The main commercial benefit of increased centralisation of MIS is de-duplication (i.e. ensuring that the same beneficiary does not receive multiple benefits, either from the same programme or across programmes). As noted earlier, evidence of duplication in humanitarian assistance is few and far between, but there is a sense that where systems can speak to one another automatically, these efficiency gains may be valuable. However, initial data sharing is often done manually, leading to inefficiency and a human resource burden. The costs of these additional steps may significantly outweigh any savings from reduced duplication of assistance.
The promise of de-duplication and resulting cost savings can be attractive for the donor, making single or interoperable MIS or the use of biometrics an attractive sell for implementers. Indeed, the principal driver for increased interoperability or moves towards a single system, according to the vast majority of key informants interviewed, is that of efficiency.
Operational improvements are often cited as a key benefit of integrated or centralised MIS, following growing interest in the humanitarian and development sectors for the superior competence, efficiency, and sustainability of technologies.
Increased centralisation and therefore larger quantities of data could provide opportunities for trend identification to inform better planning and response.

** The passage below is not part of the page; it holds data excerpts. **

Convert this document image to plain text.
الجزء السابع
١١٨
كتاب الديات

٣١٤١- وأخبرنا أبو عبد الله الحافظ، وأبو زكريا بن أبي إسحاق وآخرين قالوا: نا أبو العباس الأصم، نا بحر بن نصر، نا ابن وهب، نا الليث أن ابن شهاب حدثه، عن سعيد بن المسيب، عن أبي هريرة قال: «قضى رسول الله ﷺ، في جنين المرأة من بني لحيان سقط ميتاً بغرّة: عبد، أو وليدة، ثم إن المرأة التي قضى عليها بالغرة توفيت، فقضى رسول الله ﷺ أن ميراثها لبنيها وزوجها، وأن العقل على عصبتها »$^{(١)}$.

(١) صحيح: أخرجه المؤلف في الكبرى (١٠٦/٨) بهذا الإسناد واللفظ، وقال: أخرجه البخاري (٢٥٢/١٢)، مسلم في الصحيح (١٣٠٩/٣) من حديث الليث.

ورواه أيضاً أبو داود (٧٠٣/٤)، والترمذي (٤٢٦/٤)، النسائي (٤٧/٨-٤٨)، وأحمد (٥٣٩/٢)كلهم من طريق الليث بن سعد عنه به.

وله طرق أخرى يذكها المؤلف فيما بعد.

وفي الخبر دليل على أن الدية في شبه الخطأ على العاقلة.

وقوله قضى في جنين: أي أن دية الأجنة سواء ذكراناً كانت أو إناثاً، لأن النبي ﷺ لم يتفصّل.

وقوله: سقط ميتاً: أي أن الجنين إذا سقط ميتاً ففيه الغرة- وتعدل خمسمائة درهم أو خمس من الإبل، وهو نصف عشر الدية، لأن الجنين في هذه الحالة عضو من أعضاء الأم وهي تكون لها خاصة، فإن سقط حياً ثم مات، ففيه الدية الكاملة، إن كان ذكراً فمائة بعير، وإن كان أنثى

If data are updated regularly, and systems can capture the dynamics around vulnerability (including poverty and other lifecycle vulnerabilities), centralised systems may better serve those vulnerable to shocks.
However, the increased attention to data may lead to reduced efficiency and effectiveness in registration. Data used for comparison or analysis needs to be uniform. In a centralised MIS, this would mean more questions may need to be asked of beneficiaries to cover the needs of different organisations to be held in one MIS. This is likely to further slow down the registration process for individuals.
As noted in our previous blog, the risks and benefits of greater interoperability are not well understood. Our research demonstrated how little some actors on the ground understand data protection policies, recognise the risks of potential political interference in personal data, or have evidence to support the arguments in favour of greater interoperability. Since country level and international data protection policies, laws, and regulations are insufficient to protect the personal data of the most vulnerable, humanitarian and development actors must be even more aware of the risks posed for those most vulnerable.
Note: Though this research was funded through the U.K. Government’s Better Assistance in Crises programme, the views expressed in this blog are entirely those of the authors and do not necessarily represent the government’s views or policies.